A case for normative agricultural metaphysics: How food and production standards operate as ontology-making practices
Agriculture is defined normatively and as such, is an area of research and practice where values are an inextricable constituent of research, where facts and values elide, and normative constraints generate new categories. While discussions of normativity are part and parcel within agricultural ethics and play a prominent role in ethical discussions, I suggest that other areas of agricultural philosophy such as agricultural ontology present valuable case studies for integrated history and philosophy of science. Three mini case studies illustrate how products are classified, graded, and measured to illustrate conceptions of existence, causal relationships, and practice-oriented notions of category-making that are distinctive of agricultural practice. Integrating HPS and practice-oriented approaches, I show how agricultural products like eggs, peanut butter, and canola oil are constituted by prescribed standards, (e.g., AA eggs and double-zero canola), that define not only the product, but also the activities related to its production. While many ontological and epistemic objects are discussed within integrated HPS, I show how agricultural standards and the process of standardization offer particularly valuable exemplars of ontological objects of assessment whose parameterization is normatively defined. Standards begin as prescriptions of how producers should interact with their products but later constitute these activities such that the standard becomes a description of them.
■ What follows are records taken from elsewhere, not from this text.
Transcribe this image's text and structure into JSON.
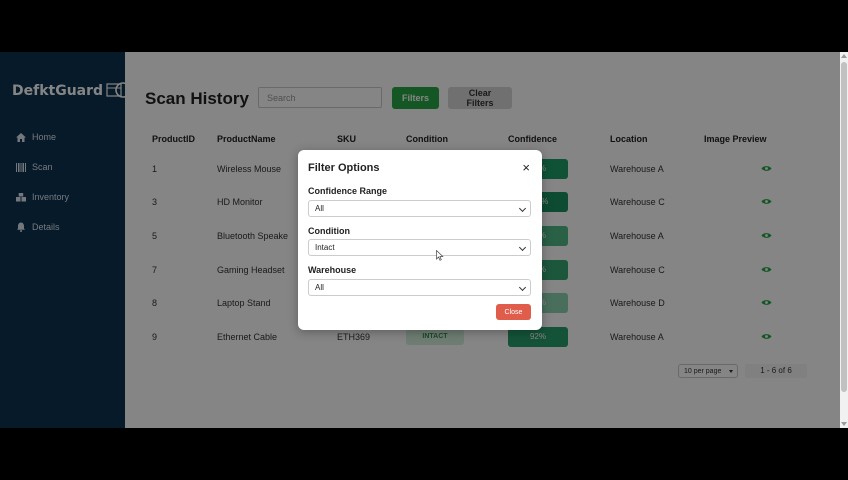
{
  "sidebar": {
    "logo": "DefktGuard",
    "items": [
      {
        "label": "Home",
        "icon": "home-icon"
      },
      {
        "label": "Scan",
        "icon": "barcode-icon"
      },
      {
        "label": "Inventory",
        "icon": "inventory-icon"
      },
      {
        "label": "Details",
        "icon": "bell-icon"
      }
    ]
  },
  "header": {
    "title": "Scan History",
    "search_placeholder": "Search",
    "filters_label": "Filters",
    "clear_label": "Clear Filters"
  },
  "table": {
    "columns": [
      "ProductID",
      "ProductName",
      "SKU",
      "Condition",
      "Confidence",
      "Location",
      "Image Preview"
    ],
    "rows": [
      {
        "id": "1",
        "name": "Wireless Mouse",
        "sku": "",
        "condition": "",
        "confidence": "98%",
        "location": "Warehouse A"
      },
      {
        "id": "3",
        "name": "HD Monitor",
        "sku": "",
        "condition": "",
        "confidence": "100%",
        "location": "Warehouse C"
      },
      {
        "id": "5",
        "name": "Bluetooth Speake",
        "sku": "",
        "condition": "",
        "confidence": "87%",
        "location": "Warehouse A"
      },
      {
        "id": "7",
        "name": "Gaming Headset",
        "sku": "",
        "condition": "",
        "confidence": "90%",
        "location": "Warehouse C"
      },
      {
        "id": "8",
        "name": "Laptop Stand",
        "sku": "",
        "condition": "",
        "confidence": "74%",
        "location": "Warehouse D"
      },
      {
        "id": "9",
        "name": "Ethernet Cable",
        "sku": "ETH369",
        "condition": "INTACT",
        "confidence": "92%",
        "location": "Warehouse A"
      }
    ]
  },
  "pagination": {
    "per_page": "10 per page",
    "range": "1 - 6 of 6"
  },
  "modal": {
    "title": "Filter Options",
    "close_x": "×",
    "confidence_label": "Confidence Range",
    "confidence_value": "All",
    "condition_label": "Condition",
    "condition_value": "Intact",
    "warehouse_label": "Warehouse",
    "warehouse_value": "All",
    "close_button": "Close"
  },
  "colors": {
    "sidebar": "#0c3352",
    "accent_green": "#28a745",
    "close_red": "#e05d4b"
  }
}
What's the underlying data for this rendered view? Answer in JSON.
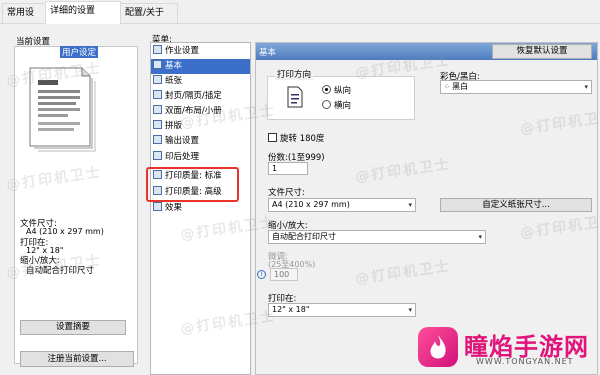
{
  "tabs": [
    "常用设置",
    "详细的设置",
    "配置/关于"
  ],
  "left": {
    "current_label": "当前设置",
    "preview_title": "用户设定",
    "paper_size_label": "文件尺寸:",
    "paper_size_value": "A4 (210 x 297 mm)",
    "print_on_label": "打印在:",
    "print_on_value": "12\" x 18\"",
    "zoom_label": "缩小/放大:",
    "zoom_value": "自动配合打印尺寸",
    "summary_button": "设置摘要",
    "register_button": "注册当前设置..."
  },
  "menu": {
    "label": "菜单:",
    "items": [
      "作业设置",
      "基本",
      "纸张",
      "封页/隔页/插定",
      "双面/布局/小册",
      "拼版",
      "输出设置",
      "印后处理",
      "打印质量: 标准",
      "打印质量: 高级",
      "效果"
    ],
    "selected_index": 1,
    "highlight_color": "#e8332a"
  },
  "main": {
    "header": "基本",
    "restore_button": "恢复默认设置",
    "orientation_label": "打印方向",
    "portrait": "纵向",
    "landscape": "横向",
    "color_label": "彩色/黑白:",
    "color_value": "黑白",
    "rotate_label": "旋转 180度",
    "copies_label": "份数:(1至999)",
    "copies_value": "1",
    "doc_size_label": "文件尺寸:",
    "doc_size_value": "A4 (210 x 297 mm)",
    "custom_size_button": "自定义纸张尺寸...",
    "zoom_label": "缩小/放大:",
    "zoom_value": "自动配合打印尺寸",
    "adjust_label": "微调:",
    "adjust_range": "(25至400%)",
    "adjust_value": "100",
    "print_on_label": "打印在:",
    "print_on_value": "12\" x 18\""
  },
  "watermark": {
    "text": "@打印机卫士",
    "logo_text": "瞳焰手游网",
    "logo_url": "WWW.TONGYAN.NET"
  }
}
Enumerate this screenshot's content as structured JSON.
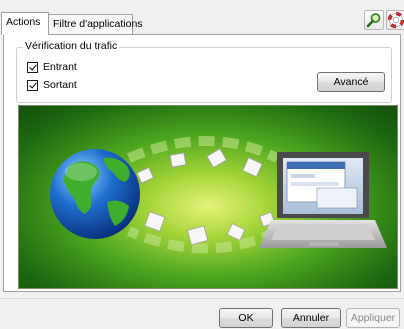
{
  "tabs": [
    {
      "label": "Actions",
      "active": true
    },
    {
      "label": "Filtre d'applications",
      "active": false
    }
  ],
  "toolbar": {
    "search_icon": "search-magnifier-icon",
    "help_icon": "lifebuoy-help-icon"
  },
  "traffic": {
    "group_title": "Vérification du trafic",
    "inbound": {
      "label": "Entrant",
      "checked": true
    },
    "outbound": {
      "label": "Sortant",
      "checked": true
    },
    "advanced_button": "Avancé"
  },
  "illustration": {
    "description_icons": [
      "globe-icon",
      "document-icon",
      "laptop-icon"
    ]
  },
  "footer": {
    "ok": "OK",
    "cancel": "Annuler",
    "apply": "Appliquer",
    "apply_enabled": false
  }
}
Hannah Zeavin is an Assistant Professor at Indiana University in the Luddy School of Informatics. Additionally, she is a visiting fellow at the Columbia University Center for the Study of Social Difference. She is a scholar, writer, and editor whose work centers on the history of human sciences (psychoanalysis, psychology, and psychiatry), the history of technology, feminist STS, and media theory. Zeavin’s first book, The Distance Cure: A History of Teletherapy is now out from MIT Press, with a Foreword by John Durham Peters. She is at work on her second book, Mother’s Little Helpers: Technology in the American Family (MIT Press, under contract), which was awarded the 2021 Brooke Hindle Fellowship from the Society for the History of Technology. Other academic work has appeared in or is forthcoming from differences: A Journal of Feminist Studies, Technology and Culture, American Imago, Media, Culture, & Society, and elsewhere.
Hot and Cool Mothers: History of Science in Media Studies
From the mid-1940s until the 1960s and beyond, class, race, and maternal function were linked in metaphors of temperature in pediatric psychological studies of Bad Mothers. Newly codified diagnoses of aloof “refrigerator mothers” and overstimulating “hot mothers” were inseparable from midcentury conceptions of stimulation, mediation, domesticity, and race, including Marshall McLuhan’s theory of hot and cool media, as well as maternal absence and (over)presence, echoes of which continue in the present in terms like “helicopter parent.” Whereas autism and autistic states have been extensively elaborated in their relationship to digital media, this talk attends to attributed maternal causes of “emotionally disturbed,” queer, and neurodivergent children. The talk thus elaborates a media theory of mothering and parental “fitness”.